L’Année Bradbury, pourquoi et comment ?

Comme je l’expliquais rapidement dans la première vidéo Vlog, j’entame dès cette semaine une année Bradbury, qui est à rapprocher du Projet Bradbury (hashtag #projetbradbury ) mené en 2013 par Neil Jomunsi (objectif : écrire une nouvelle par semaine pendant un an). L’idée m’a tenté dès que j’en ai fait la découverte, et j’étais encore plus motivé après avoir écouté la conférence de Ray Bradbury qui a inspiré Neil dans cette entreprise un peu folle. Je me lance donc.
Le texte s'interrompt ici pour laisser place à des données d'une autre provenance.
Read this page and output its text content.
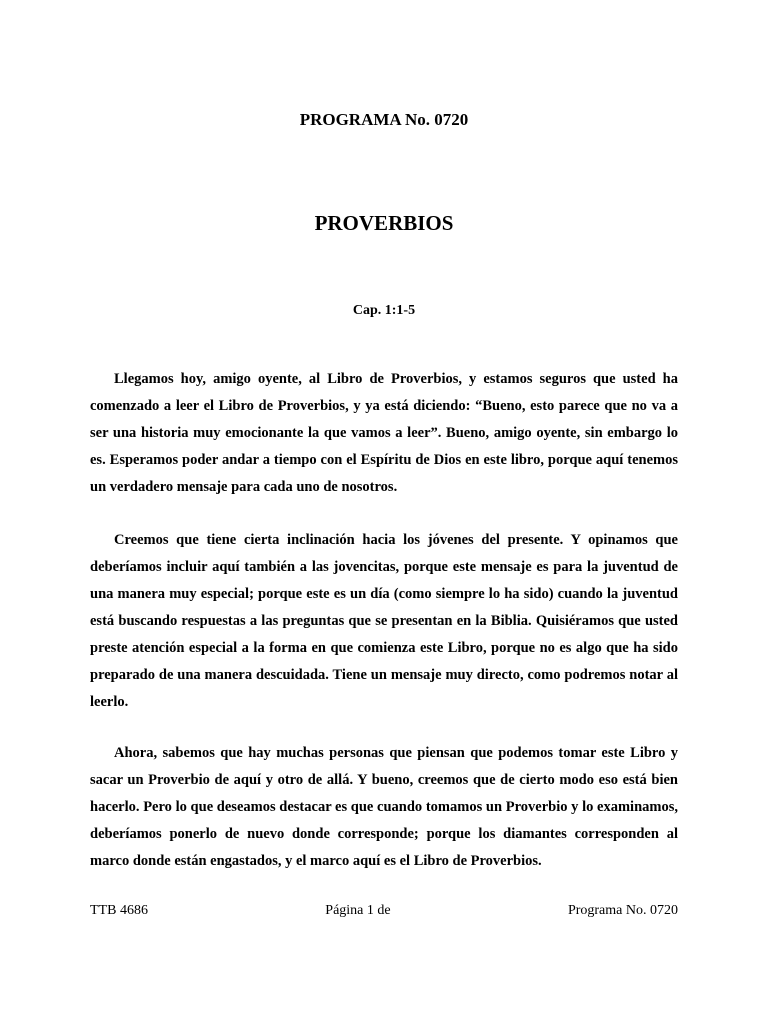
PROGRAMA No. 0720
PROVERBIOS
Cap. 1:1-5

Llegamos hoy, amigo oyente, al Libro de Proverbios, y estamos seguros que usted ha comenzado a leer el Libro de Proverbios, y ya está diciendo: “Bueno, esto parece que no va a ser una historia muy emocionante la que vamos a leer”. Bueno, amigo oyente, sin embargo lo es. Esperamos poder andar a tiempo con el Espíritu de Dios en este libro, porque aquí tenemos un verdadero mensaje para cada uno de nosotros.

Creemos que tiene cierta inclinación hacia los jóvenes del presente. Y opinamos que deberíamos incluir aquí también a las jovencitas, porque este mensaje es para la juventud de una manera muy especial; porque este es un día (como siempre lo ha sido) cuando la juventud está buscando respuestas a las preguntas que se presentan en la Biblia. Quisiéramos que usted preste atención especial a la forma en que comienza este Libro, porque no es algo que ha sido preparado de una manera descuidada. Tiene un mensaje muy directo, como podremos notar al leerlo.

Ahora, sabemos que hay muchas personas que piensan que podemos tomar este Libro y sacar un Proverbio de aquí y otro de allá. Y bueno, creemos que de cierto modo eso está bien hacerlo. Pero lo que deseamos destacar es que cuando tomamos un Proverbio y lo examinamos, deberíamos ponerlo de nuevo donde corresponde; porque los diamantes corresponden al marco donde están engastados, y el marco aquí es el Libro de Proverbios.

TTB 4686	Página 1 de	Programa No. 0720
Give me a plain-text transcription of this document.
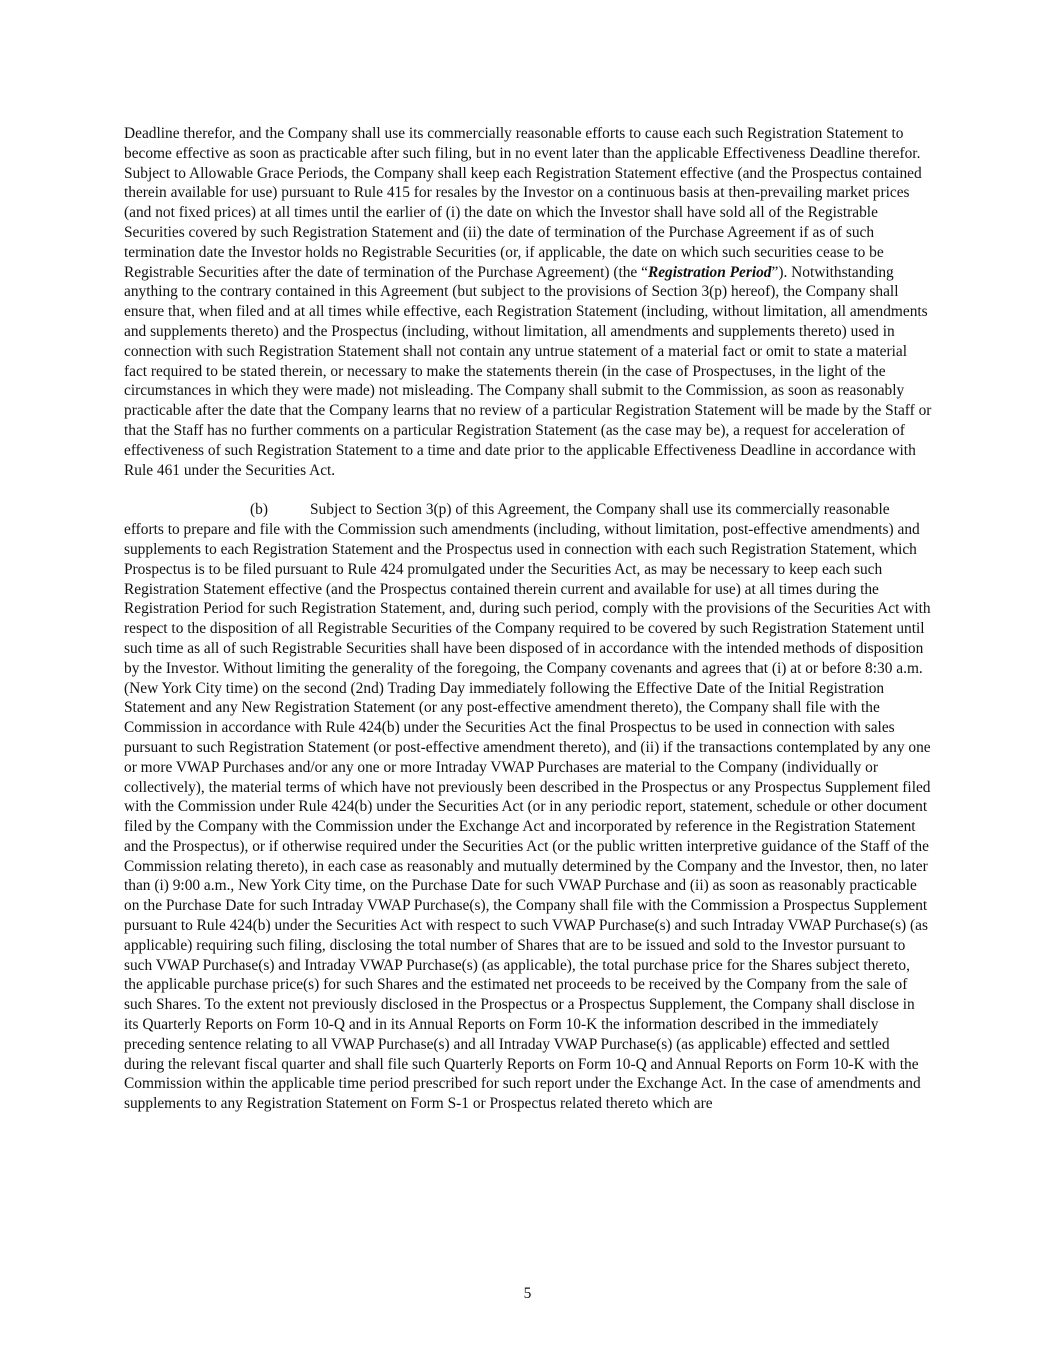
Deadline therefor, and the Company shall use its commercially reasonable efforts to cause each such Registration Statement to become effective as soon as practicable after such filing, but in no event later than the applicable Effectiveness Deadline therefor. Subject to Allowable Grace Periods, the Company shall keep each Registration Statement effective (and the Prospectus contained therein available for use) pursuant to Rule 415 for resales by the Investor on a continuous basis at then-prevailing market prices (and not fixed prices) at all times until the earlier of (i) the date on which the Investor shall have sold all of the Registrable Securities covered by such Registration Statement and (ii) the date of termination of the Purchase Agreement if as of such termination date the Investor holds no Registrable Securities (or, if applicable, the date on which such securities cease to be Registrable Securities after the date of termination of the Purchase Agreement) (the “Registration Period”). Notwithstanding anything to the contrary contained in this Agreement (but subject to the provisions of Section 3(p) hereof), the Company shall ensure that, when filed and at all times while effective, each Registration Statement (including, without limitation, all amendments and supplements thereto) and the Prospectus (including, without limitation, all amendments and supplements thereto) used in connection with such Registration Statement shall not contain any untrue statement of a material fact or omit to state a material fact required to be stated therein, or necessary to make the statements therein (in the case of Prospectuses, in the light of the circumstances in which they were made) not misleading. The Company shall submit to the Commission, as soon as reasonably practicable after the date that the Company learns that no review of a particular Registration Statement will be made by the Staff or that the Staff has no further comments on a particular Registration Statement (as the case may be), a request for acceleration of effectiveness of such Registration Statement to a time and date prior to the applicable Effectiveness Deadline in accordance with Rule 461 under the Securities Act.

(b)	Subject to Section 3(p) of this Agreement, the Company shall use its commercially reasonable efforts to prepare and file with the Commission such amendments (including, without limitation, post-effective amendments) and supplements to each Registration Statement and the Prospectus used in connection with each such Registration Statement, which Prospectus is to be filed pursuant to Rule 424 promulgated under the Securities Act, as may be necessary to keep each such Registration Statement effective (and the Prospectus contained therein current and available for use) at all times during the Registration Period for such Registration Statement, and, during such period, comply with the provisions of the Securities Act with respect to the disposition of all Registrable Securities of the Company required to be covered by such Registration Statement until such time as all of such Registrable Securities shall have been disposed of in accordance with the intended methods of disposition by the Investor. Without limiting the generality of the foregoing, the Company covenants and agrees that (i) at or before 8:30 a.m. (New York City time) on the second (2nd) Trading Day immediately following the Effective Date of the Initial Registration Statement and any New Registration Statement (or any post-effective amendment thereto), the Company shall file with the Commission in accordance with Rule 424(b) under the Securities Act the final Prospectus to be used in connection with sales pursuant to such Registration Statement (or post-effective amendment thereto), and (ii) if the transactions contemplated by any one or more VWAP Purchases and/or any one or more Intraday VWAP Purchases are material to the Company (individually or collectively), the material terms of which have not previously been described in the Prospectus or any Prospectus Supplement filed with the Commission under Rule 424(b) under the Securities Act (or in any periodic report, statement, schedule or other document filed by the Company with the Commission under the Exchange Act and incorporated by reference in the Registration Statement and the Prospectus), or if otherwise required under the Securities Act (or the public written interpretive guidance of the Staff of the Commission relating thereto), in each case as reasonably and mutually determined by the Company and the Investor, then, no later than (i) 9:00 a.m., New York City time, on the Purchase Date for such VWAP Purchase and (ii) as soon as reasonably practicable on the Purchase Date for such Intraday VWAP Purchase(s), the Company shall file with the Commission a Prospectus Supplement pursuant to Rule 424(b) under the Securities Act with respect to such VWAP Purchase(s) and such Intraday VWAP Purchase(s) (as applicable) requiring such filing, disclosing the total number of Shares that are to be issued and sold to the Investor pursuant to such VWAP Purchase(s) and Intraday VWAP Purchase(s) (as applicable), the total purchase price for the Shares subject thereto, the applicable purchase price(s) for such Shares and the estimated net proceeds to be received by the Company from the sale of such Shares. To the extent not previously disclosed in the Prospectus or a Prospectus Supplement, the Company shall disclose in its Quarterly Reports on Form 10-Q and in its Annual Reports on Form 10-K the information described in the immediately preceding sentence relating to all VWAP Purchase(s) and all Intraday VWAP Purchase(s) (as applicable) effected and settled during the relevant fiscal quarter and shall file such Quarterly Reports on Form 10-Q and Annual Reports on Form 10-K with the Commission within the applicable time period prescribed for such report under the Exchange Act. In the case of amendments and supplements to any Registration Statement on Form S-1 or Prospectus related thereto which are

5
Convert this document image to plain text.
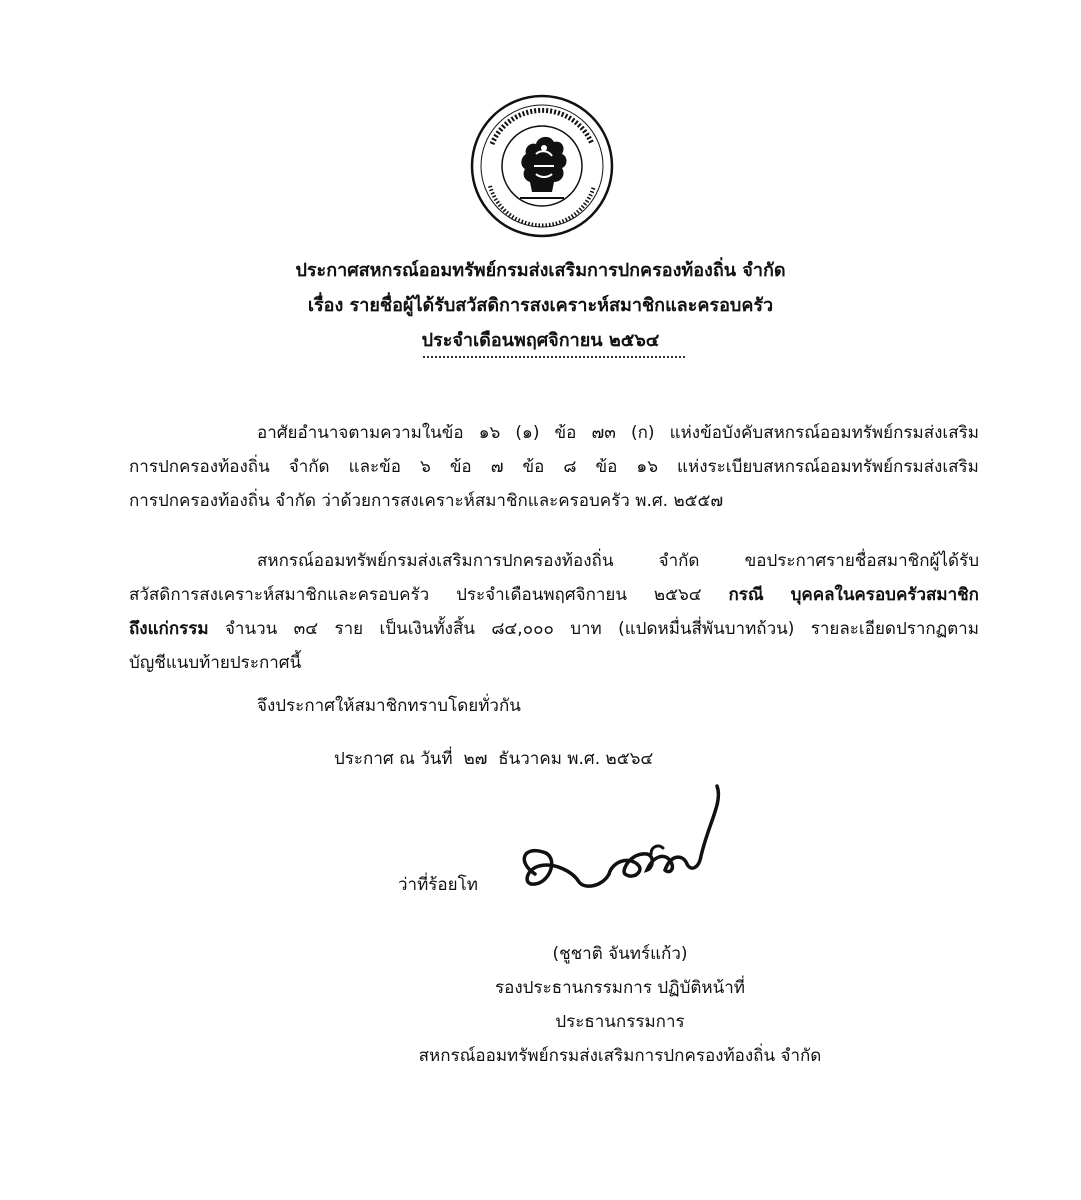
ประกาศสหกรณ์ออมทรัพย์กรมส่งเสริมการปกครองท้องถิ่น จำกัด
เรื่อง รายชื่อผู้ได้รับสวัสดิการสงเคราะห์สมาชิกและครอบครัว
ประจำเดือนพฤศจิกายน ๒๕๖๔
อาศัยอำนาจตามความในข้อ ๑๖ (๑) ข้อ ๗๓ (ก) แห่งข้อบังคับสหกรณ์ออมทรัพย์กรมส่งเสริม
การปกครองท้องถิ่น จำกัด และข้อ ๖ ข้อ ๗ ข้อ ๘ ข้อ ๑๖ แห่งระเบียบสหกรณ์ออมทรัพย์กรมส่งเสริม
การปกครองท้องถิ่น จำกัด ว่าด้วยการสงเคราะห์สมาชิกและครอบครัว พ.ศ. ๒๕๕๗
สหกรณ์ออมทรัพย์กรมส่งเสริมการปกครองท้องถิ่น	จำกัด	ขอประกาศรายชื่อสมาชิกผู้ได้รับ
สวัสดิการสงเคราะห์สมาชิกและครอบครัว ประจำเดือนพฤศจิกายน ๒๕๖๔ กรณี บุคคลในครอบครัวสมาชิก
ถึงแก่กรรม จำนวน ๓๔ ราย เป็นเงินทั้งสิ้น ๘๔,๐๐๐ บาท (แปดหมื่นสี่พันบาทถ้วน) รายละเอียดปรากฏตาม
บัญชีแนบท้ายประกาศนี้
จึงประกาศให้สมาชิกทราบโดยทั่วกัน
ประกาศ ณ วันที่  ๒๗  ธันวาคม พ.ศ. ๒๕๖๔
ว่าที่ร้อยโท
(ชูชาติ จันทร์แก้ว)
รองประธานกรรมการ ปฏิบัติหน้าที่
ประธานกรรมการ
สหกรณ์ออมทรัพย์กรมส่งเสริมการปกครองท้องถิ่น จำกัด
Mais pourquoi ne pas appeler ça un Projet Bradbury aussi ? Cela faciliterait sans doute la communication autour de mes publications, le rapprochement entre aventuriers de la nouvelle, etc. Ma foi, peut-être, mais… le mot « projet ». Boudiou, le mot « projet »… Il est pour moi le fer de lance d’une novlangue que je tâche d’éviter autant que possible.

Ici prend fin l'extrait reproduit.